Bentonville, Ark. Wal-Mart Stores has joined the Global Forest & Trade Network (GFTN), organized through the World Wildlife Fund’s initiative, and dedicated to saving the world’s most valuable and threatened forests.

In joining the GFTN, Wal-Mart has made a commitment to phase out illegal and unwanted wood sources from its supply chain and to increase procurement of wood products from credibly certified sources.

Wal-Mart said its commitment to forestry preservation includes the importation and sale of all wood-based products and the initial focus is on wood-based furniture sold in its U.S. stores. Wal-Mart sources furniture from the Amazon, Russian Far East, northern China, Indonesia, and the Mekong region of southeast Asia. These areas include some of the most biologically diverse places on earth, places that WWF is working to protect.

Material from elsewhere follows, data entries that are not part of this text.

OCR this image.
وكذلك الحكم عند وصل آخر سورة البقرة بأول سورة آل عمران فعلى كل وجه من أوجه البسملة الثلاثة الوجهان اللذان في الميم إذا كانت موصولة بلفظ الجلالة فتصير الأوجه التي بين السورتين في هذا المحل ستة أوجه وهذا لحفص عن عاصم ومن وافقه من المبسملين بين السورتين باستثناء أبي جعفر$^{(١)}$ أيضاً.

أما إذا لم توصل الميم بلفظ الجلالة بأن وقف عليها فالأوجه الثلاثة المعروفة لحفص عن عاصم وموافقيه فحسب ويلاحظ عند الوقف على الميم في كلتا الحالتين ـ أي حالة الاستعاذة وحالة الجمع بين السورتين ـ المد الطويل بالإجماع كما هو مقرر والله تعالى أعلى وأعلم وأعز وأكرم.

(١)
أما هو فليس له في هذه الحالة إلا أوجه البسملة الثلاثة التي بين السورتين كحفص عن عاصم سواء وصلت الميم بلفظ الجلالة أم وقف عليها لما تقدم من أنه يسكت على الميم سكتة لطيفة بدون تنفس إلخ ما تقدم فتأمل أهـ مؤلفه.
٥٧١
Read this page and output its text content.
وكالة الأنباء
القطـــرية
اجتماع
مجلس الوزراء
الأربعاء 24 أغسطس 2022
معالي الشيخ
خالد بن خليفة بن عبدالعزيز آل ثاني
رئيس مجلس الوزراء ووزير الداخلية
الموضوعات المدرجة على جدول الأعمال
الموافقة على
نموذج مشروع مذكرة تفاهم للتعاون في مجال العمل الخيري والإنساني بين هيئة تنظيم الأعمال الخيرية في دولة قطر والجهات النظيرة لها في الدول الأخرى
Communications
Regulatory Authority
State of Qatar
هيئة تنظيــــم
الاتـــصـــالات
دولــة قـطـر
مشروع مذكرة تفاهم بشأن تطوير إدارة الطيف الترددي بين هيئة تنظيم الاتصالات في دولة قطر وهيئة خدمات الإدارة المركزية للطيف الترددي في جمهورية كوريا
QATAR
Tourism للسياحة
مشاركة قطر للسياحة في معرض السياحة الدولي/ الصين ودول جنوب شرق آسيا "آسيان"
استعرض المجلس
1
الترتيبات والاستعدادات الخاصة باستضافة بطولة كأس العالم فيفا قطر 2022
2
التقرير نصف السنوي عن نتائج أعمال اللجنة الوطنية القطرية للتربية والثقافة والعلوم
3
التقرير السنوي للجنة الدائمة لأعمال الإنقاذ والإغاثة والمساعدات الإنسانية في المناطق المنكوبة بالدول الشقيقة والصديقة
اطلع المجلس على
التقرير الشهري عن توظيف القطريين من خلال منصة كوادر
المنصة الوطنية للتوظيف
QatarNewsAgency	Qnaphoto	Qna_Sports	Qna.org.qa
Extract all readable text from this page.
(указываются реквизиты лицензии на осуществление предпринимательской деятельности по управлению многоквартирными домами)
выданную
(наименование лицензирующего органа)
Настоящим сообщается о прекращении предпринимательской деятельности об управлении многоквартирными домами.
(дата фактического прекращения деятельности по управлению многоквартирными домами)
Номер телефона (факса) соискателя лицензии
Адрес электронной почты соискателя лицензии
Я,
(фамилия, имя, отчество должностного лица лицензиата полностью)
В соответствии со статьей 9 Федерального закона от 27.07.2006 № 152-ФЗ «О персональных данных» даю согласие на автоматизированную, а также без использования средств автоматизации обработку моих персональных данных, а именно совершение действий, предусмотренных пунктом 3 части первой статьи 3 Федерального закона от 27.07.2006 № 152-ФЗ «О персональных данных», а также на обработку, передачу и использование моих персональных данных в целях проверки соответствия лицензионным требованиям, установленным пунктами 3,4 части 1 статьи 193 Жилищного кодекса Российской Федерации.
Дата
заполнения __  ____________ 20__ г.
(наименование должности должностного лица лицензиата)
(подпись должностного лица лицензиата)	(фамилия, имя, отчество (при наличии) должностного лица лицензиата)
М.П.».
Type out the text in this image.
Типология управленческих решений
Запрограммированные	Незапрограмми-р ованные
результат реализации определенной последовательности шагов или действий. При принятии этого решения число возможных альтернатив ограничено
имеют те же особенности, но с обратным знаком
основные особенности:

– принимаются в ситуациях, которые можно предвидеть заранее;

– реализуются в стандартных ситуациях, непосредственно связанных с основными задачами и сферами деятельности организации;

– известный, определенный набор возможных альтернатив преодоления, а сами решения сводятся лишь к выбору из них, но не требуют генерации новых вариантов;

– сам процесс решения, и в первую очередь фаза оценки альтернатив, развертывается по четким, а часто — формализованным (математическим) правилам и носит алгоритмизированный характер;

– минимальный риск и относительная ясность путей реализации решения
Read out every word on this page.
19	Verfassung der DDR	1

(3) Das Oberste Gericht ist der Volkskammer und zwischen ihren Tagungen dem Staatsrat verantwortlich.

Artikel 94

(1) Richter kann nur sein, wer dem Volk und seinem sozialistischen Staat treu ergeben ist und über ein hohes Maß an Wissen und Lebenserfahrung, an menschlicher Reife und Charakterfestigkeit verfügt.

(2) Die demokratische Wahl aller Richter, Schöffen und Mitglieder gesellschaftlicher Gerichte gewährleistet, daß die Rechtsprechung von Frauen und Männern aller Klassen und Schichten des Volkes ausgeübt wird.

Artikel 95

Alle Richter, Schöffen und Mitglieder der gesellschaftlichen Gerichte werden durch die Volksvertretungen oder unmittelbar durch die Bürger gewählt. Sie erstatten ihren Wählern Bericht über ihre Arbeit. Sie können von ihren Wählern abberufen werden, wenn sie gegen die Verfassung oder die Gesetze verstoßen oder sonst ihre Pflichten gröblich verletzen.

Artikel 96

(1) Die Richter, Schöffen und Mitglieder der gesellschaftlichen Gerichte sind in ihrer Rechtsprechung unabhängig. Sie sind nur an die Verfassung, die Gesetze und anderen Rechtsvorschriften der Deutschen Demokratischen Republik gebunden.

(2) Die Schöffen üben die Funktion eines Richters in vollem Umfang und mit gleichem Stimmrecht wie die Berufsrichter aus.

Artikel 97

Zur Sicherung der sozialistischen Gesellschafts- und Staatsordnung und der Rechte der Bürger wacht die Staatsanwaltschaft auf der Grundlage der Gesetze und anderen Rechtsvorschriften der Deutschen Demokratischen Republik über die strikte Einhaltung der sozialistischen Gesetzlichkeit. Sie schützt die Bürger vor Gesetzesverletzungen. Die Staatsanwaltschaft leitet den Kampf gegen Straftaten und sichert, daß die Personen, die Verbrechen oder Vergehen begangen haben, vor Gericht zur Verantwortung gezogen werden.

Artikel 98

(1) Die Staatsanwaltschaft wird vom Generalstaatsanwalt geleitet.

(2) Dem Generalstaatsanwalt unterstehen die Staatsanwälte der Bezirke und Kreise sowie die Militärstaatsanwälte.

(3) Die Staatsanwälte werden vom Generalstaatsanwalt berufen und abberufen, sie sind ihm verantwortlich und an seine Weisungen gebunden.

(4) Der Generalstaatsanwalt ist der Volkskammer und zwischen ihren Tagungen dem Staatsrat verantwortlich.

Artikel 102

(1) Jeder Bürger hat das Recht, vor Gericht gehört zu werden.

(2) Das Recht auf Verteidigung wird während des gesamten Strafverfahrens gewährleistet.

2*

In the coming year, Wal-Mart plans to complete an assessment of where its wood products are sourced and whether that wood production is legal and well-managed. The retailer is committed to eliminating wood sourcing from illegal or unknown sources within five years. Additionally, Wal-Mart will not procure wood from forests that are deemed to be of critical importance due to their environmental, socio-economic, biodiversity or landscape values.

In a similar move earlier this year, Wal-Mart collaborated with the WWF, and committed that within four years all of the wild-caught salmon seafood sold in its U.S. stores would come from sources certified by the Marine Stewardship Council.